Integrate cognitive testing, history, collateral data, labs, and imaging into a diagnostic formulation:

**Rule out reversible causes:**
- Depression (pseudodementia): Onset coincides with depressive episode, patients complain of memory loss (unlike true dementia), effortful performance, respond "I don't know" rather than confabulating
- Hypothyroidism: Check TSH
- Vitamin B12 deficiency: Check B12 level (methylmalonic acid if borderline)
- Normal pressure hydrocephalus: Triad of gait disturbance, urinary incontinence, cognitive decline; brain imaging shows ventriculomegaly out of proportion to sulcal enlargement
- Medication effects: Review Anticholinergic Cognitive Burden Scale, eliminate benzodiazepines, anticholinergics, sedating antihistamines
- Chronic subdural hematoma: Brain imaging
- Neurosyphilis: RPR/VDRL, confirmatory FTA-ABS

**Classify cognitive impairment:**
- Subjective Cognitive Decline: Patient reports decline, testing normal
- Mild Cognitive Impairment (MCI): Objective cognitive impairment (1-1.5 SD below age norms) with preserved functional independence
- Major Neurocognitive Disorder (Dementia): Objective cognitive impairment with functional dependence

---

## Checkpoint B: Post-Draft Alignment (Mandatory)

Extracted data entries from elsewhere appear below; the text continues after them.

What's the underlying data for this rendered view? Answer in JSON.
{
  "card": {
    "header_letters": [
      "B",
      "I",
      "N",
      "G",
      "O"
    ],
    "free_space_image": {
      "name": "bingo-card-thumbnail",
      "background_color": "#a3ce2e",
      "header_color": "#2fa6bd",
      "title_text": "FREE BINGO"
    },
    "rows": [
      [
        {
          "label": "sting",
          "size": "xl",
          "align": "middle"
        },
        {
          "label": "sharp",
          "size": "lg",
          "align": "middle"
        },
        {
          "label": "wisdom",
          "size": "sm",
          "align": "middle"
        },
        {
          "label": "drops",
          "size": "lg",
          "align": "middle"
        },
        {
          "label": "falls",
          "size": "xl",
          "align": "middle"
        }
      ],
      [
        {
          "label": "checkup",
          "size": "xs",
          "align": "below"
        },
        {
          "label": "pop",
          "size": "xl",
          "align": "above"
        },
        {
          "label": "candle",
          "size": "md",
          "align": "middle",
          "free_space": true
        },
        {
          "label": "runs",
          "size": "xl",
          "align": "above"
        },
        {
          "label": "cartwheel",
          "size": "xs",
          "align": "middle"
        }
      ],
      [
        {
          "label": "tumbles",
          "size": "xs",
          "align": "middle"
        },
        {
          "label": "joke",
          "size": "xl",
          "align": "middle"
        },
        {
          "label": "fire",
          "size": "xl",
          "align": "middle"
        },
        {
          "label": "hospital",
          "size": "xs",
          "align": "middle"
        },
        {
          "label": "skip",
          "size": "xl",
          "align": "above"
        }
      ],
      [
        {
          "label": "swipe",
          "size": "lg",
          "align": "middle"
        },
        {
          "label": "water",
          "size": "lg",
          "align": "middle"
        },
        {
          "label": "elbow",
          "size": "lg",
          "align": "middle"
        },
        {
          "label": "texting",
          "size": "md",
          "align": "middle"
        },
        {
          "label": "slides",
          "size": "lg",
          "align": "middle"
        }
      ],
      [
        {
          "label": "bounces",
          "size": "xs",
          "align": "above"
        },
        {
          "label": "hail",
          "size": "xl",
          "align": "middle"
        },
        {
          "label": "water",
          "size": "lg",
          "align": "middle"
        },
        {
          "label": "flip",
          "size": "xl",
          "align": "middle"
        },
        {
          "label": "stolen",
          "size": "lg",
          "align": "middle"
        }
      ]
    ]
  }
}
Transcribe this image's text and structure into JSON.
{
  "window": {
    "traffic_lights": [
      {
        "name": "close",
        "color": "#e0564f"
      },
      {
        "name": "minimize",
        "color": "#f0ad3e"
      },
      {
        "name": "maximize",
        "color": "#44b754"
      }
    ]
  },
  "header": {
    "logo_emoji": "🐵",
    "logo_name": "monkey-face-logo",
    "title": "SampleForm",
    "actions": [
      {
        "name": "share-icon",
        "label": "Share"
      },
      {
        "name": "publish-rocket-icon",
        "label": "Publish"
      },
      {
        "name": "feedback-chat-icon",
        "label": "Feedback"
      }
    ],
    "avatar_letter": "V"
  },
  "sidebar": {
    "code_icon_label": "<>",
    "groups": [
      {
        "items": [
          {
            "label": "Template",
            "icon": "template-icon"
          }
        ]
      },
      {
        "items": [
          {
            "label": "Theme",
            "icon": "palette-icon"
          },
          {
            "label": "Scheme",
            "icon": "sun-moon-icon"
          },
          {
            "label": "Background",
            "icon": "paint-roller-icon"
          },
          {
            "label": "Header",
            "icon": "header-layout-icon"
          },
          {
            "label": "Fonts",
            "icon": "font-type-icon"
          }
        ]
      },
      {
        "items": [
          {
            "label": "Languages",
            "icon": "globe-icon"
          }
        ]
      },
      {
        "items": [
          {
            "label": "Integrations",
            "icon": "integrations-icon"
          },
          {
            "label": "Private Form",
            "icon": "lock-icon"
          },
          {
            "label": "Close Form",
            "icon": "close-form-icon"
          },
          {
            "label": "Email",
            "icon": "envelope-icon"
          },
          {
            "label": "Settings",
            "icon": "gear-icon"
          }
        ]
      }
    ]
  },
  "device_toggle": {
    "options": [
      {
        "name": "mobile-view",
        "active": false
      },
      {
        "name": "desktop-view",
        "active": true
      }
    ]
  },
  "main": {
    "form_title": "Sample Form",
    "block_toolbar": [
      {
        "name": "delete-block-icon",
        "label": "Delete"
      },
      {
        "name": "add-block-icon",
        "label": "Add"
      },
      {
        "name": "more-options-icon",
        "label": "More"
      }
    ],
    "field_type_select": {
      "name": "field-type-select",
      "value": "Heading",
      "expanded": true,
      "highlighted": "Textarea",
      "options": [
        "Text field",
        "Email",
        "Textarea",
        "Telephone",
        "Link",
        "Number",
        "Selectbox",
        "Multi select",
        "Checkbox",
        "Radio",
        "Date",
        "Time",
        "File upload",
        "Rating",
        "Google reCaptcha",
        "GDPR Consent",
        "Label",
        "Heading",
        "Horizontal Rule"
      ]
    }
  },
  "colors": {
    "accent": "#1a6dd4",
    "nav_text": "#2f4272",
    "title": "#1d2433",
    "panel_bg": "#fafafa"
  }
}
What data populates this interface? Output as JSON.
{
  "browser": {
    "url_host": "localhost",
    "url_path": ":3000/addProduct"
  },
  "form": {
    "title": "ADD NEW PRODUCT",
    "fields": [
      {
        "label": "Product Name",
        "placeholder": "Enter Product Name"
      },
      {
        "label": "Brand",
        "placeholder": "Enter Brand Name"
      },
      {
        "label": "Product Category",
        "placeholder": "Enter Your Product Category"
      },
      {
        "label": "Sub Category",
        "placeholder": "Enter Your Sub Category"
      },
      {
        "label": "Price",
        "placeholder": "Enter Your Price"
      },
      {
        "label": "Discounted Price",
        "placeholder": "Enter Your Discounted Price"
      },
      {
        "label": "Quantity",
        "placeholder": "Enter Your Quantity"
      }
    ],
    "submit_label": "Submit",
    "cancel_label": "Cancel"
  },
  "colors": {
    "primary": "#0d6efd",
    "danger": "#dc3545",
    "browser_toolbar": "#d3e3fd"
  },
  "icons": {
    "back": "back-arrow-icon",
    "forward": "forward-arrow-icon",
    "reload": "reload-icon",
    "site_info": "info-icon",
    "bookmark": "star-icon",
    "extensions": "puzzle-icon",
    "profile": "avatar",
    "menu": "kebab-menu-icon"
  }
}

1. Was delirium screened for and excluded before cognitive testing?
2. Are cognitive screening scores documented by domain (not just total score)?
3. Was educational level and language documented and used in score interpretation?
4. Was collateral history obtained and documented?
5. Were reversible causes of cognitive decline assessed with appropriate laboratory and imaging workup?

---

## Quality Audit

- [ ] Delirium screen (CAM or 4AT) administered and documented before cognitive testing
- [ ] Patient education level and primary language documented
- [ ] Cognitive screening tool selected with rationale
- [ ] Individual domain scores documented (not just total score)
- [ ] Education-adjusted cutoffs applied where applicable
- [ ] Collateral informant history obtained (or documented as unavailable with reason)
- [ ] Functional assessment completed (FAQ, ADL/IADL review)
- [ ] Reversible etiology labs ordered or reviewed (TSH, B12, CBC, CMP, RPR)
- [ ] Brain imaging obtained or reviewed
- [ ] Medication review for cognitively impairing agents completed
- [ ] Depression screened with validated tool (PHQ-9 or GDS)
- [ ] Pattern of cognitive deficits described and linked to differential diagnosis
- [ ] Diagnosis classified per NIA-AA framework (SCD, MCI, or major NCD)
- [ ] Safety assessment included (driving, firearms, financial exploitation risk, wandering)
- [ ] Follow-up plan with repeat testing interval specified (typically 6-12 months)

---

## Guidelines

1. Never diagnose dementia based on a single cognitive screening score — screening tests identify who needs further evaluation, not who has dementia.
2. Always adjust interpretation for education, cultural background, and primary language — a MoCA score of 24 in a patient with 8 years of education may be normal.
3. Exclude delirium before attributing cognitive deficits to dementia — delirium is common, treatable, and frequently missed in the elderly.
4. Always obtain collateral history — patients with anosognosia (common in Alzheimer's disease) will minimize or deny deficits.
5. Order the reversible etiology workup before rendering a neurodegenerative diagnosis — missing hypothyroidism or B12 deficiency is indefensible.
6. Document driving safety assessment in every cognitive evaluation of an older adult — clinicians have a duty to report unsafe drivers in many jurisdictions.
7. When MCI is diagnosed, schedule follow-up cognitive testing in 6-12 months to track trajectory — approximately 10-15% of MCI patients convert to dementia annually.